Kini, ujian bagi siswa-siswa usia muda itu tidak lagi ada.
Aturan baru ini disebut juga membatasi jumlah ujian dan ujian yang dapat ditetapkan sekolah per semester.
“Untuk kelas satu dan dua SD tidak perlu mengikuti ujian berbasis kertas. Untuk kelas lain, sekolah dapat menyelenggarakan ujian akhir setiap semester. Ujian tengah semester diperbolehkan untuk SMP. Daerah tidak diperbolehkan menyelenggarakan ujian regional atau ujian antar sekolah untuk semua kelas SD,” tambah Kementrian Pendidikan Tiongkok dalam pernyataan tersebut.
“Siswa SMP yang tidak lulus juga tidak diperbolehkan mengikuti ujian mingguan, ujian unit, ujian bulanan dan ujian lainnya. Ujian yang disamarkan dengan berbagai nama, seperti penelitian akademis juga tidak diperbolehkan.”
Kebijakan Pemerintah Tiongkok tersebut ditanggapi beragam respons oleh masyarakat setempat.
Beberapa netizen, seperti muncul pada platform media sosial China Weibo, mengatakan kebijakan itu adalah langkah ke arah yang benar untuk mengurangi tekanan pada anak-anak. Namun, ada pula yang mempertanyakan ihwal bagaimana sekolah akan menguji dan mengukur kemampuan siswa jika mereka tidak diizinkan menyelenggarakan ujian bagi siswa.

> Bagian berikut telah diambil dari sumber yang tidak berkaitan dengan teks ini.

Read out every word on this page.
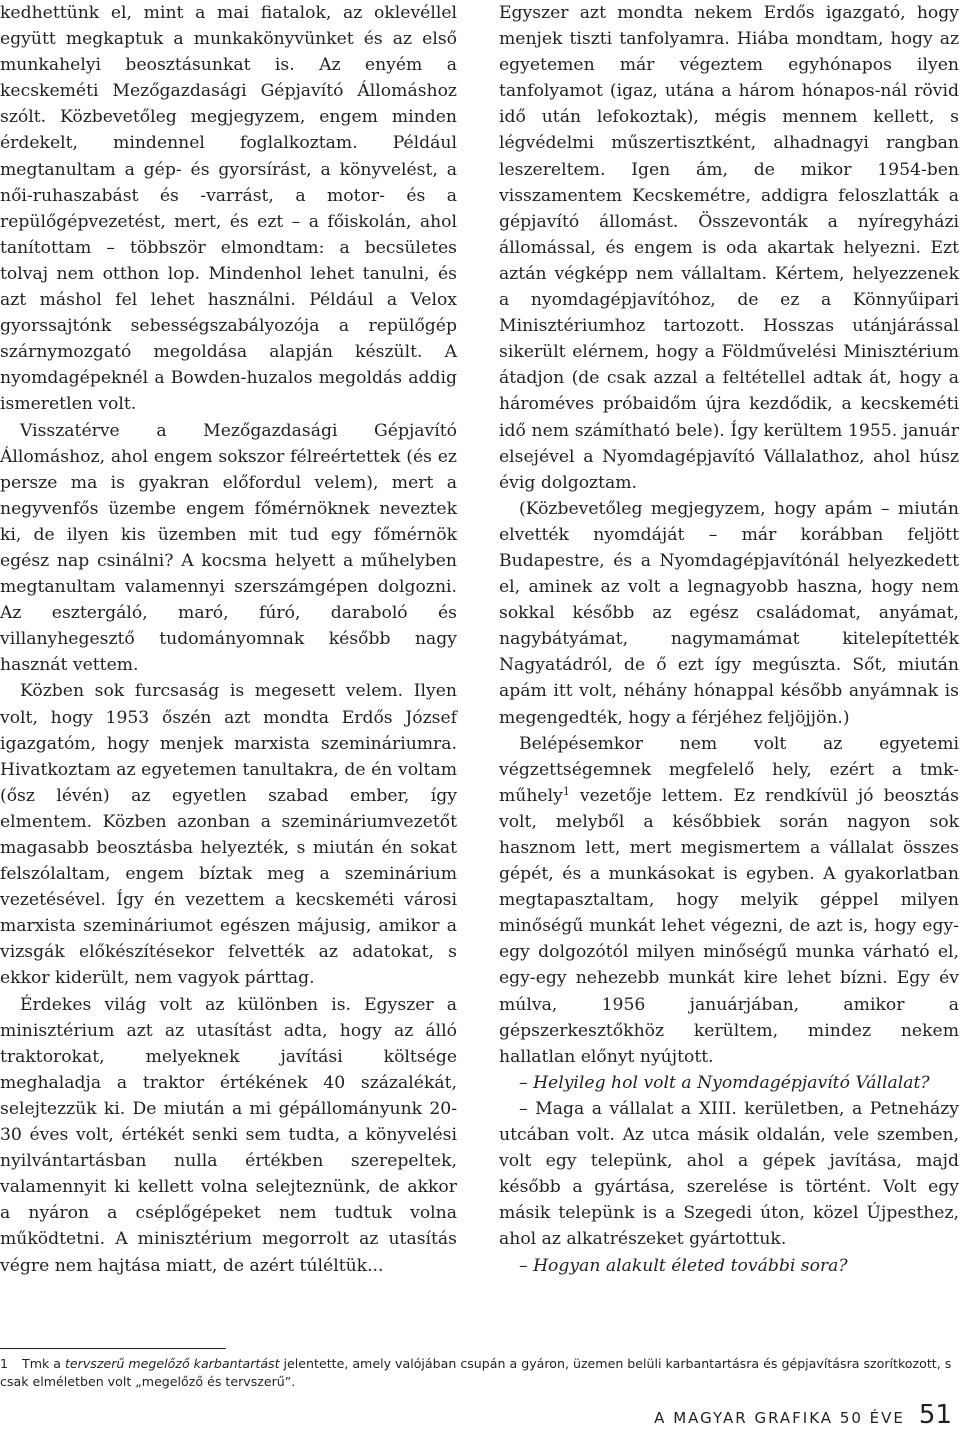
kedhettünk el, mint a mai fiatalok, az oklevéllel együtt megkaptuk a munkakönyvünket és az első munkahelyi beosztásunkat is. Az enyém a kecskeméti Mezőgazdasági Gépjavító Állomáshoz szólt. Közbevetőleg megjegyzem, engem minden érdekelt, mindennel foglalkoztam. Például megtanultam a gép- és gyorsírást, a könyvelést, a női-ruhaszabást és -varrást, a motor- és a repülőgépvezetést, mert, és ezt – a főiskolán, ahol tanítottam – többször elmondtam: a becsületes tolvaj nem otthon lop. Mindenhol lehet tanulni, és azt máshol fel lehet használni. Például a Velox gyorssajtónk sebességszabályozója a repülőgép szárnymozgató megoldása alapján készült. A nyomdagépeknél a Bowden-huzalos megoldás addig ismeretlen volt.

Visszatérve a Mezőgazdasági Gépjavító Állomáshoz, ahol engem sokszor félreértettek (és ez persze ma is gyakran előfordul velem), mert a negyvenfős üzembe engem főmérnöknek neveztek ki, de ilyen kis üzemben mit tud egy főmérnök egész nap csinálni? A kocsma helyett a műhelyben megtanultam valamennyi szerszámgépen dolgozni. Az esztergáló, maró, fúró, daraboló és villanyhegesztő tudományomnak később nagy hasznát vettem.

Közben sok furcsaság is megesett velem. Ilyen volt, hogy 1953 őszén azt mondta Erdős József igazgatóm, hogy menjek marxista szemináriumra. Hivatkoztam az egyetemen tanultakra, de én voltam (ősz lévén) az egyetlen szabad ember, így elmentem. Közben azonban a szemináriumvezetőt magasabb beosztásba helyezték, s miután én sokat felszólaltam, engem bíztak meg a szeminárium vezetésével. Így én vezettem a kecskeméti városi marxista szemináriumot egészen májusig, amikor a vizsgák előkészítésekor felvették az adatokat, s ekkor kiderült, nem vagyok párttag.

Érdekes világ volt az különben is. Egyszer a minisztérium azt az utasítást adta, hogy az álló traktorokat, melyeknek javítási költsége meghaladja a traktor értékének 40 százalékát, selejtezzük ki. De miután a mi gépállományunk 20-30 éves volt, értékét senki sem tudta, a könyvelési nyilvántartásban nulla értékben szerepeltek, valamennyit ki kellett volna selejteznünk, de akkor a nyáron a cséplőgépeket nem tudtuk volna működtetni. A minisztérium megorrolt az utasítás végre nem hajtása miatt, de azért túléltük...

Egyszer azt mondta nekem Erdős igazgató, hogy menjek tiszti tanfolyamra. Hiába mondtam, hogy az egyetemen már végeztem egyhónapos ilyen tanfolyamot (igaz, utána a három hónapos-nál rövid idő után lefokoztak), mégis mennem kellett, s légvédelmi műszertisztként, alhadnagyi rangban leszereltem. Igen ám, de mikor 1954-ben visszamentem Kecskemétre, addigra feloszlatták a gépjavító állomást. Összevonták a nyíregyházi állomással, és engem is oda akartak helyezni. Ezt aztán végképp nem vállaltam. Kértem, helyezzenek a nyomdagépjavítóhoz, de ez a Könnyűipari Minisztériumhoz tartozott. Hosszas utánjárással sikerült elérnem, hogy a Földművelési Minisztérium átadjon (de csak azzal a feltétellel adtak át, hogy a hároméves próbaidőm újra kezdődik, a kecskeméti idő nem számítható bele). Így kerültem 1955. január elsejével a Nyomdagépjavító Vállalathoz, ahol húsz évig dolgoztam.

(Közbevetőleg megjegyzem, hogy apám – miután elvették nyomdáját – már korábban feljött Budapestre, és a Nyomdagépjavítónál helyezkedett el, aminek az volt a legnagyobb haszna, hogy nem sokkal később az egész családomat, anyámat, nagybátyámat, nagymamámat kitelepítették Nagyatádról, de ő ezt így megúszta. Sőt, miután apám itt volt, néhány hónappal később anyámnak is megengedték, hogy a férjéhez feljöjjön.)

Belépésemkor nem volt az egyetemi végzettségemnek megfelelő hely, ezért a tmk-műhely$^1$ vezetője lettem. Ez rendkívül jó beosztás volt, melyből a későbbiek során nagyon sok hasznom lett, mert megismertem a vállalat összes gépét, és a munkásokat is egyben. A gyakorlatban megtapasztaltam, hogy melyik géppel milyen minőségű munkát lehet végezni, de azt is, hogy egy-egy dolgozótól milyen minőségű munka várható el, egy-egy nehezebb munkát kire lehet bízni. Egy év múlva, 1956 januárjában, amikor a gépszerkesztőkhöz kerültem, mindez nekem hallatlan előnyt nyújtott.

– Helyileg hol volt a Nyomdagépjavító Vállalat?

– Maga a vállalat a XIII. kerületben, a Petneházy utcában volt. Az utca másik oldalán, vele szemben, volt egy telepünk, ahol a gépek javítása, majd később a gyártása, szerelése is történt. Volt egy másik telepünk is a Szegedi úton, közel Újpesthez, ahol az alkatrészeket gyártottuk.

– Hogyan alakult életed további sora?

1 Tmk a tervszerű megelőző karbantartást jelentette, amely valójában csupán a gyáron, üzemen belüli karbantartásra és gépjavításra szorítkozott, s csak elméletben volt „megelőző és tervszerű”.
A MAGYAR GRAFIKA 50 ÉVE 51
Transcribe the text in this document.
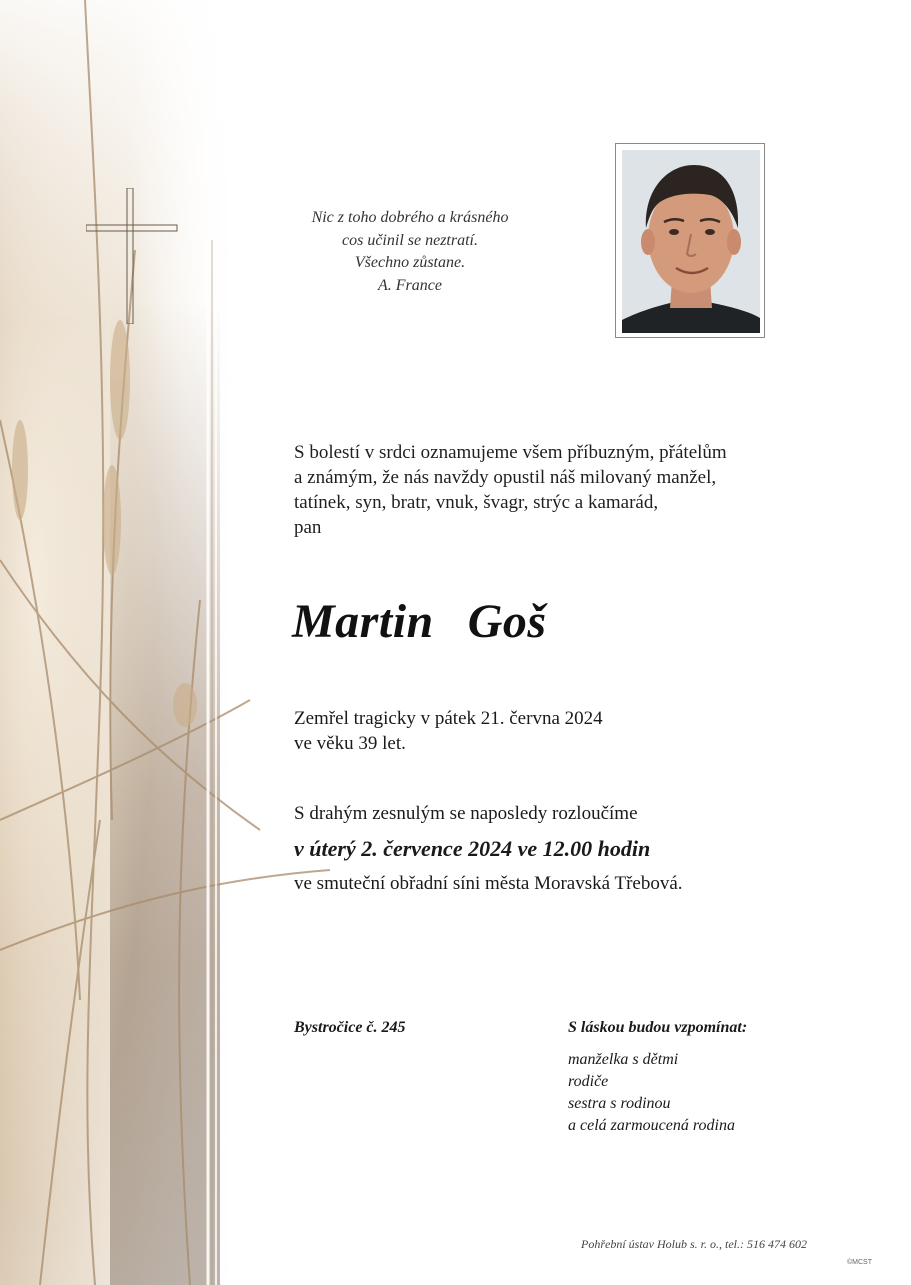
Nic z toho dobrého a krásného
cos učinil se neztratí.
Všechno zůstane.
A. France
S bolestí v srdci oznamujeme všem příbuzným, přátelům
a známým, že nás navždy opustil náš milovaný manžel,
tatínek, syn, bratr, vnuk, švagr, strýc a kamarád,
pan
Martin Goš
Zemřel tragicky v pátek 21. června 2024
ve věku 39 let.
S drahým zesnulým se naposledy rozloučíme
v úterý 2. července 2024 ve 12.00 hodin
ve smuteční obřadní síni města Moravská Třebová.
Bystročice č. 245	S láskou budou vzpomínat:
manželka s dětmi
rodiče
sestra s rodinou
a celá zarmoucená rodina
Pohřební ústav Holub s. r. o., tel.: 516 474 602
©MCST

Kementerian Pendidikan China, sebelumnya juga telah melarang pemberian pekerjaan rumah (PR) untuk siswa kelas satu SD mulai tahun ini, dan membatasi pekerjaan rumah untuk siswa sekolah menengah pertama hingga 1,5 jam setiap malam.
Bimbingan online
Sebelumnya lagi, pada Juli 2021, Kementerian Pendidikan Tiongkok dilaporkan juga telah melarang perusahaan bimbingan online yang mengajar mata pelajaran inti yang diajarkan di sekolah beroperasi di negara itu.
Selain dipandang sebagai upaya pihak berwenang untuk meringankan tekanan keuangan di kalangan orangtua dalam membesarkan anak-anak, larangan tersebut dinilai juga membatasi investasi asing di sektor bimbingan belajar swasta serta mengurangi ketimpangan sosial.
Kebijakan reformasi pendidikan yang diambil Pemerintah Tiongkok tersebut, memancing reaksi dari sejumlah kalangan, tidak hanya di dalam negeri, akan tetapi juga di manca negara.
Seorang kolumnis pendidikan di Amerika Serikat, Adam Minter dalam sebuah kolom di Bloomberg.com menilai melarang bimbingan belajar online tidak akan memperbaiki kualitas Pendidikan di Tiongkok.
Minter memahami bahwa upaya mengurangi kecemasan dan ketimpangan dalam pendidikan yang dicanangkan dalam program itu merupakan tujuan yang baik. Namun, menurut dia, rencana terbaru itu tidak mudah dicapai.
“Ini adalah tujuan yang layak. Tapi pemerintah (Tiongkok) salah mendiagnosis masalah ini. Sekolah menjejalkan” adalah respons rasional terhadap sistem yang kekurangan sumber daya untuk memenuhi kebutuhan kelas menengah yang ambisius. Larangan kemungkinan besar akan memaksa industri swasta di bawah tanah, di mana orang tua kaya akan memiliki sarana untuk menyewa tutor. Itu akan membuat orang tua kelas menengah, yang sudah cemas tentang masa depan, menilai salah satu dari sedikit layanan yang mereka pikir akan meningkatkan peluang keberhasilan anak-anak mereka.”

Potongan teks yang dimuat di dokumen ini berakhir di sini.